Screenshot 2022-11-08 at 11.05.57 AM.png
They also use toleration on that page to repel other jobs.
@square-wire-39606 @icy-exabyte-25104 is our infra engineer he can answer better
i
@ancient-application-36103 We DONOT have nodeSelector across all our workloads and we use dynamic scaling of nodes. Without tolerations, pods without any nodeSelector will get scheduled in GPU nodes
We have to either ass nodeSelector to all our workloads, or antiAffinity to all our workloads
a
@icy-exabyte-25104 are you using nvidia's k8s-device-plugin?
i
yes @ancient-application-36103 we are on version v0.12.2 of it
a
and are you using eks for kubernetes?
i
yes @ancient-application-36103
a
then in that case, you don't need any tolerations in the pod spec.

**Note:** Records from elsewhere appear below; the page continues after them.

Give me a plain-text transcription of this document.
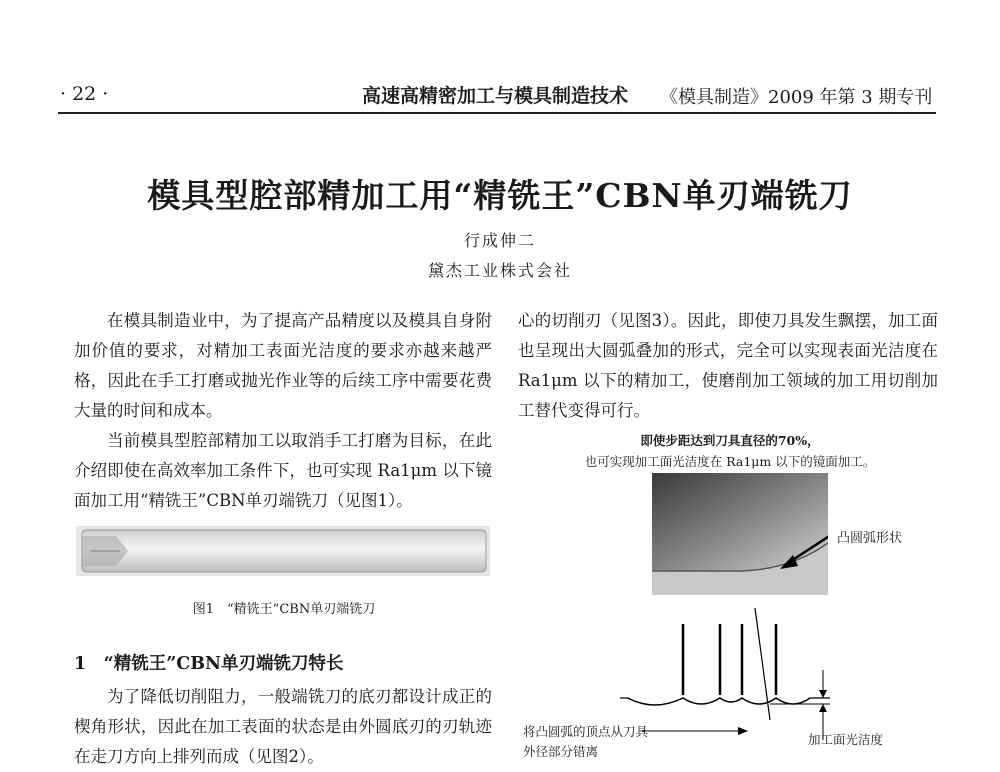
· 22 ·	高速高精密加工与模具制造技术 《模具制造》2009 年第 3 期专刊
模具型腔部精加工用“精铣王”CBN单刃端铣刀
行成伸二
黛杰工业株式会社

在模具制造业中，为了提高产品精度以及模具自身附加价值的要求，对精加工表面光洁度的要求亦越来越严格，因此在手工打磨或抛光作业等的后续工序中需要花费大量的时间和成本。

当前模具型腔部精加工以取消手工打磨为目标，在此介绍即使在高效率加工条件下，也可实现 Ra1μm 以下镜面加工用“精铣王”CBN单刃端铣刀（见图1）。

图1　“精铣王”CBN单刃端铣刀
1　“精铣王”CBN单刃端铣刀特长

为了降低切削阻力，一般端铣刀的底刃都设计成正的楔角形状，因此在加工表面的状态是由外圆底刃的刃轨迹在走刀方向上排列而成（见图2）。

心的切削刃（见图3）。因此，即使刀具发生飘摆，加工面也呈现出大圆弧叠加的形式，完全可以实现表面光洁度在 Ra1μm 以下的精加工，使磨削加工领域的加工用切削加工替代变得可行。

即使步距达到刀具直径的70%，
也可实现加工面光洁度在 Ra1μm 以下的镜面加工。
凸圆弧形状
将凸圆弧的顶点从刀具外径部分错离
加工面光洁度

Are you seeing any non-gpu jobs launched via metaflow getting scheduled on gpu nodes?
i
@ancient-application-36103 Its not only metaflow, any job with no nodeSelector or AntiAffinity will get launched on GPU, when it sees available CPU/RAM
GPU itself will be launched because a pod/workload demanded it. But, once the machine becomes ready it will have extra CPU/RAM which will accept any pod, without a taint
a
@icy-exabyte-25104 Nvidia's k8s-device-plugin for gpus will automatically taint the nodes and the pods (launched via Metaflow) that don't have gpus specified (
@kubernetes(cpu=2)
) won't be able to tolerate the tainted GPU nodes. If you still want your non GPU jobs (launched via Metaflow) to execute on GPU nodes, you can set
@kubernetes(gpu=0)
i
@ancient-application-36103 Again, we are NOT taking about Metaflow launched job, we have a cluster with lot of workloads, either we have to add nodeSelector on all the other workloads, or tolerations to metaflow workloads
a
Do you want to jump on a quick call to talk through options? The tolerations automatically get added to metaflow workloads - ideally you shouldn't have to do anything extra.
h
Did this thread ever get figured out? Debating as to whether we want a shared cluster or our own and things like this could make a difference.
s
@handsome-xylophone-36716 no, we ended up writing our custom mutating admission controller so if the meta flow label exists and GPU is requested inject the toleration.
c
fwiw, I think Metaflow should support tolerations in its library. We worked around some of these issues by writing our own extension but it’s pretty brittle.
2
h
Agreed. Not sure if exact details yet but mixed workloads needing cpu + gpu flows are crucial to our needs (and nkt paying for gpu prices)